Publisher: Farrar, Straus & Giroux (BYR)
Publication Date: April 8th 2014
My Rating: DNF

A dying wish. A family divided. A love that defies the law. Sol Le Coeur is a Smudge--a night dweller in an America rigidly divided between people who wake, live, and work during the hours of darkness and those known as Rays, who live and work during daylight. Impulsive, passionate, and brave, Sol concocts a plan to kidnap her newborn niece--a Ray--in order to bring the baby to visit her dying grandfather. Sol's violation of the day/night curfew is already a serious crime, but when her kidnap attempt goes awry, she stumbles on a government conspiracy to manipulate the Smudge population. Sol escapes the authorities with an unexpected ally: a Ray who gets in her way, a boy she might have hated if fate hadn't forced them on the run together--a boy the world now tells her she can't love. Set in a vivid alternate reality and peopled with complex, deeply human characters on both sides of the day/night divide, Elizabeth Fama's Plus One is a brilliantly imagined drama of individual liberty and civil rights, and a fast-paced romantic adventure story.
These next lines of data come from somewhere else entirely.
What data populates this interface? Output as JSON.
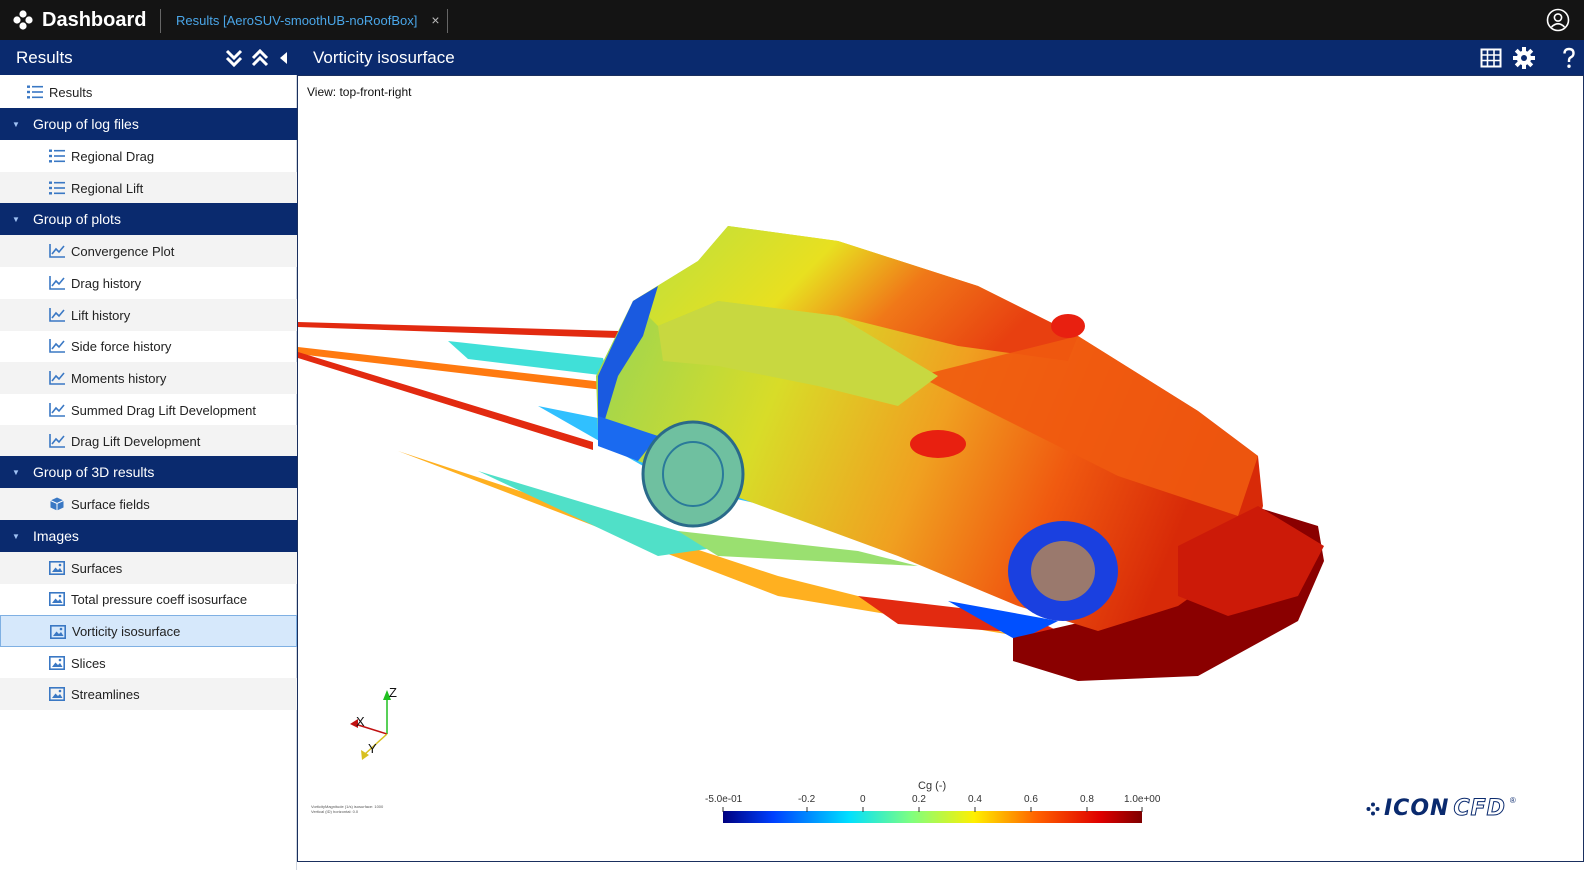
{
  "topbar": {
    "app_title": "Dashboard",
    "tab_label": "Results [AeroSUV-smoothUB-noRoofBox]",
    "tab_close": "×"
  },
  "sidebar": {
    "title": "Results",
    "tree": {
      "root": "Results",
      "groups": [
        {
          "title": "Group of log files",
          "items": [
            "Regional Drag",
            "Regional Lift"
          ]
        },
        {
          "title": "Group of plots",
          "items": [
            "Convergence Plot",
            "Drag history",
            "Lift history",
            "Side force history",
            "Moments history",
            "Summed Drag Lift Development",
            "Drag Lift Development"
          ]
        },
        {
          "title": "Group of 3D results",
          "items": [
            "Surface fields"
          ]
        },
        {
          "title": "Images",
          "items": [
            "Surfaces",
            "Total pressure coeff isosurface",
            "Vorticity isosurface",
            "Slices",
            "Streamlines"
          ]
        }
      ],
      "selected": "Vorticity isosurface"
    }
  },
  "main": {
    "title": "Vorticity isosurface",
    "view_label": "View: top-front-right",
    "colorbar": {
      "title": "Cg (-)",
      "ticks": [
        "-5.0e-01",
        "-0.2",
        "0",
        "0.2",
        "0.4",
        "0.6",
        "0.8",
        "1.0e+00"
      ],
      "range": [
        -0.5,
        1.0
      ]
    },
    "axes": {
      "z": "Z",
      "x": "X",
      "y": "Y"
    },
    "footnote": [
      "VorticityMagnitude (1/s) isosurface: 1000",
      "Vertical (ID) horizontal: 0.0"
    ],
    "logo": {
      "main": "ICON",
      "cfd": "CFD",
      "mark": "®"
    }
  },
  "colors": {
    "header": "#0a2a6e",
    "topbar": "#141414",
    "tab": "#4aa6e8",
    "selected": "#d6e8fb",
    "icon": "#3a78c4"
  }
}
Plus One was another book where I fell hard and fast for the gorgeous cover, but unfortunately the book didn’t end up living to my expectations. The story had a lot of potential to go far, I was immediately sucked into this day and night divide; people were either Smudges (could only be up and about during the night or Rays (did everything during the day time). I was intrigued in finding out how this division first came about, and how people coped with the curfews in place. I know for one I wouldn’t be able to live the life of a Smudge. And plus when your family was divided like Sol’s family was, her brother had recently been transferred to a Ray and had no contact with her for the past two years, so had to care for her ill grandfather all on her own, along with going to school and working too. Sol really had a lot to deal with, but I liked how tough and resilient she was, she would literally do anything to care for her grandfather, even kidnapping a baby to see him happy.
The whole aspect of kidnapping the baby, mix up and being
chased down was a part I really enjoyed, I couldn’t understand why and how the
mix up would happen, I was dying to know who was behind it all. But most of all
I wanted things to go back to the way they were for Sol, she had jeopardised a
lot in taking the risk that she did, but I liked how she wasn’t all alone, the
unexpected alliances she found in Jean and D’Arcy I did appreciate. I had a
feeling of how things would develop between D’Arcy and Sol and I liked the slow
burn relationship that came about. I didn’t really know if I could trust D’Arcy
at the beginning, but as the story progressed I got to know his character more,
the more I admired the risk he posed to himself and his family by helping Sol
and to be honest he was such a sweetheart when everything was falling apart
Sol. Also you know guy’s who continue to help or lurk about even when you’ve
told them you’re fine, are the ones I could never resist.
The fact that I DNF’d Plus One was largely because up until
a certain point the story went well over my head for me. I was truly invested
in the beginning to find out what really had gone down, but after new
characters were thrown in the mix and I wasn’t getting any answers you could
say I sort of lost interest. I did want to find out how things would end for
all our characters, but this year I’ve made the resolution that if a book
doesn’t keep my interest up until a certain point, then I just admit defeat,
instead of forcing myself through like I did with so many books last year, which
is a real shame with Plus One as it had been a book which I’d really been
looking forward to reading. Fama’s writing however was exquisite, so much so
that I shall be looking forward to picking up more of her books. Hopefully they
work out better for me than Plus One did.